EU girl geeks, a web 2.0 network of Europeans
By Aurélie Feller, translated by Iulia Bunea Thursday, February 17, 8.30 pm, the European geek girl had their seventh meeting, in a restaurant on Square de Londres in Brussels. It was an informal meeting of European communication professionals. It was a meeting of hyper-connected daughters with smart phones in their pocket and a thing for Twitter, mail boxes, blogs and European news.
They are lobbyists, consultants, functionaires, geeks of every age and industry who work in the European bubble. They buzz around the same bubble but never meet. And this meeting is not an occasion for small talk, but for networking. It allows them to make new connections to advance their projects, to find advice and to exchange useful information. This is a domain where women are often perceived to be less active than men. So, for them, this meeting is about evening out the balance.
Ladies, don’t you understand?
This band of EU girl geeks is more like a blog network of girls who talk in their own manner about European affairs.

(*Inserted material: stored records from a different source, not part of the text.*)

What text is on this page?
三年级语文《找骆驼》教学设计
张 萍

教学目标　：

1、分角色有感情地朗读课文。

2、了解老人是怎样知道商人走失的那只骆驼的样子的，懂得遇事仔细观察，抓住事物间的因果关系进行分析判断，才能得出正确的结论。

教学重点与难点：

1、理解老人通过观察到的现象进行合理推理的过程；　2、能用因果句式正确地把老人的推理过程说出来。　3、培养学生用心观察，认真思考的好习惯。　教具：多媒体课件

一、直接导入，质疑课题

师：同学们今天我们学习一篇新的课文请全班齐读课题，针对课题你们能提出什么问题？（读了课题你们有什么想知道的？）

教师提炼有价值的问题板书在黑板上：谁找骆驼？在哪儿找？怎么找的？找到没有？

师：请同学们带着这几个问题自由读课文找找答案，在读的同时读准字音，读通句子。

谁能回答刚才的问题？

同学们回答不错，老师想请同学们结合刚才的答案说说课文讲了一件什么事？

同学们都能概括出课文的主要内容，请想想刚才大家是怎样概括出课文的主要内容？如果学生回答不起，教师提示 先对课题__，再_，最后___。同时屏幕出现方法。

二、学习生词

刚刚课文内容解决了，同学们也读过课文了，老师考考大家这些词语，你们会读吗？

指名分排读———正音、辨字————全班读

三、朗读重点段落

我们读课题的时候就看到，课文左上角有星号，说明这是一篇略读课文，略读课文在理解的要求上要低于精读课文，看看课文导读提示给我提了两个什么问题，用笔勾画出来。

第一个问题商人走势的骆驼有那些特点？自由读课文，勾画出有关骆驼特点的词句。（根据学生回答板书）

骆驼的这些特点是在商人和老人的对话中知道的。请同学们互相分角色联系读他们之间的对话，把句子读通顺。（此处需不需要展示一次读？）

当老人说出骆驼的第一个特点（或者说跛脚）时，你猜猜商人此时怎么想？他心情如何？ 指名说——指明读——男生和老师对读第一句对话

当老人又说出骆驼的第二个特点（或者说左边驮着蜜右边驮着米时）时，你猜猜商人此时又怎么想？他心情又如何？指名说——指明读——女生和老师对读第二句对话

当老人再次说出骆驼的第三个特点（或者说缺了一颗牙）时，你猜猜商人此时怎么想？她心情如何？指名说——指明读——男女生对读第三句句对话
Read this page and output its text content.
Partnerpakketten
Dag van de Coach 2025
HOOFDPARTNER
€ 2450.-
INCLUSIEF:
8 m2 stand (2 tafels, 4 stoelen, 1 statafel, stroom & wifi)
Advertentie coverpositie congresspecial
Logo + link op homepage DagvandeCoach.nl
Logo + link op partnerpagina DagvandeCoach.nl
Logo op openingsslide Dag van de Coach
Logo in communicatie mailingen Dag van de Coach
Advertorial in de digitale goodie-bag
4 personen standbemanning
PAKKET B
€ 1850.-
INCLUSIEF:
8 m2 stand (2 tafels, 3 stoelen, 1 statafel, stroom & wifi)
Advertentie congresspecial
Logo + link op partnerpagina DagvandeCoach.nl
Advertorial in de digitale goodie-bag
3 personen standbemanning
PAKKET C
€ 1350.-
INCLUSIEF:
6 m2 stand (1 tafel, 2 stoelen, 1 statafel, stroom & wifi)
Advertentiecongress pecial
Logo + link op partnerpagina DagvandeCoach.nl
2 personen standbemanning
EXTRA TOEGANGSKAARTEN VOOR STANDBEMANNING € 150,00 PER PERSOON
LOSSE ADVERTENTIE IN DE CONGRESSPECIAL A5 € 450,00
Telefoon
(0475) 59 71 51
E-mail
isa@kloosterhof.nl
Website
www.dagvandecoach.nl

These bloggers talk about politics with confidence and originality. These women acknowledge that feminine political blogs are rare, but that they are among most influential blogs. For them, this fracture in numbers and in ranking is a proof of male/femal disparities in the area of management. Their idea is to join forces and to support each other. “Women don’t take the floor enough in the public debate, they don’t think that what they have to say is important”, Europasionaria says.
Titillate Europe and… men
For them, this occasion means leaving the office and meeting up for and animated and uninhibited evening. Lobby Planet, which also has an office at the satiric newspaper the Brussels Jungle, confesses that they love to “Titillate Europe, but men also”. With more than 500 followers on Twitter, their idea has aroused curiosity, mostly among men. Men are a showing an interest in gender issues, for once, and that’s what geek girls find astonishing. It's the men’s turn to feel left out. “They often ask to join us in our meetings, and we tell them that they can only come if they have a total hair removal!”